Source code in src/mlx3d/ops/geometry.py

def estimate_point_normals(
    points: mx.array,
    k: int = 16,
    orient_towards: tuple[float, float, float] | mx.array | None = None,
) -> mx.array:
    """Estimate per-point normals by PCA over each point's ``k`` nearest neighbors.

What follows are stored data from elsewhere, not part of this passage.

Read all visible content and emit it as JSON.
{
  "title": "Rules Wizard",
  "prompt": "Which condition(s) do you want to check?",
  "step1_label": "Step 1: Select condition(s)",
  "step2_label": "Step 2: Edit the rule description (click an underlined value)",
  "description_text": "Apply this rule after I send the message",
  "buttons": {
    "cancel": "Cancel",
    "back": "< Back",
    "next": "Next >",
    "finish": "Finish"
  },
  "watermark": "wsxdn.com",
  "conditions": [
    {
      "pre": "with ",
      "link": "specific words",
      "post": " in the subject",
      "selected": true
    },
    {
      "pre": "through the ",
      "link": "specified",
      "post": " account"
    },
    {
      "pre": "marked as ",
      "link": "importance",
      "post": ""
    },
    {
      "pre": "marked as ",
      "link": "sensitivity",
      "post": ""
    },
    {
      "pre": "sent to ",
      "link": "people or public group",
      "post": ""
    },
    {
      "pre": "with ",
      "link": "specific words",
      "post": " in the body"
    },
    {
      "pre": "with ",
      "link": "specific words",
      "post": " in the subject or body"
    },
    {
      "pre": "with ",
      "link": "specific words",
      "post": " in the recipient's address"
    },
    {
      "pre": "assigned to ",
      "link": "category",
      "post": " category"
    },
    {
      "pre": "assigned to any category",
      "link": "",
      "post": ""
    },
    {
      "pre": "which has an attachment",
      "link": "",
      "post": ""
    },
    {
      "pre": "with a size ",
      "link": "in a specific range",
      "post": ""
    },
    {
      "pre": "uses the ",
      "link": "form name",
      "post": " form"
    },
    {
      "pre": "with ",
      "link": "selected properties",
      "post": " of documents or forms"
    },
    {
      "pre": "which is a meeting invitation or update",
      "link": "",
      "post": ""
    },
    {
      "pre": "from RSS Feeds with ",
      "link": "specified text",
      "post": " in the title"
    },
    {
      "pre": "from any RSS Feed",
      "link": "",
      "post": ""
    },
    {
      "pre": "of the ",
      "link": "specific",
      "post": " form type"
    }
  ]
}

    The normal is the eigenvector of the local covariance with the smallest
    eigenvalue. Normal orientation is inherently ambiguous; pass
    ``orient_towards`` (e.g. the camera position) to flip normals consistently
    toward that point.

    Args:
        points: ``(P, 3)`` point cloud.
        k: neighborhood size.
        orient_towards: optional ``(3,)`` location to orient normals toward.

    Returns:
        ``(P, 3)`` unit normals.
    """
    pts = np.asarray(points, dtype=np.float64)
    _, idx = knn_points(mx.array(pts.astype(np.float32)), mx.array(pts.astype(np.float32)), K=k)
    nbrs = pts[np.asarray(idx)]  # (P, k, 3)
    centered = nbrs - nbrs.mean(axis=1, keepdims=True)
    cov = np.einsum("pki,pkj->pij", centered, centered) / k  # (P, 3, 3)
    _, vecs = np.linalg.eigh(cov)  # ascending eigenvalues
    normals = vecs[:, :, 0]  # smallest-eigenvalue direction
    if orient_towards is not None:
        target = np.asarray(orient_towards, dtype=np.float64).reshape(3)
        flip = ((target - pts) * normals).sum(-1) < 0
        normals[flip] *= -1.0
    normals /= np.maximum(np.linalg.norm(normals, axis=-1, keepdims=True), 1e-12)
    return mx.array(normals.astype(np.float32))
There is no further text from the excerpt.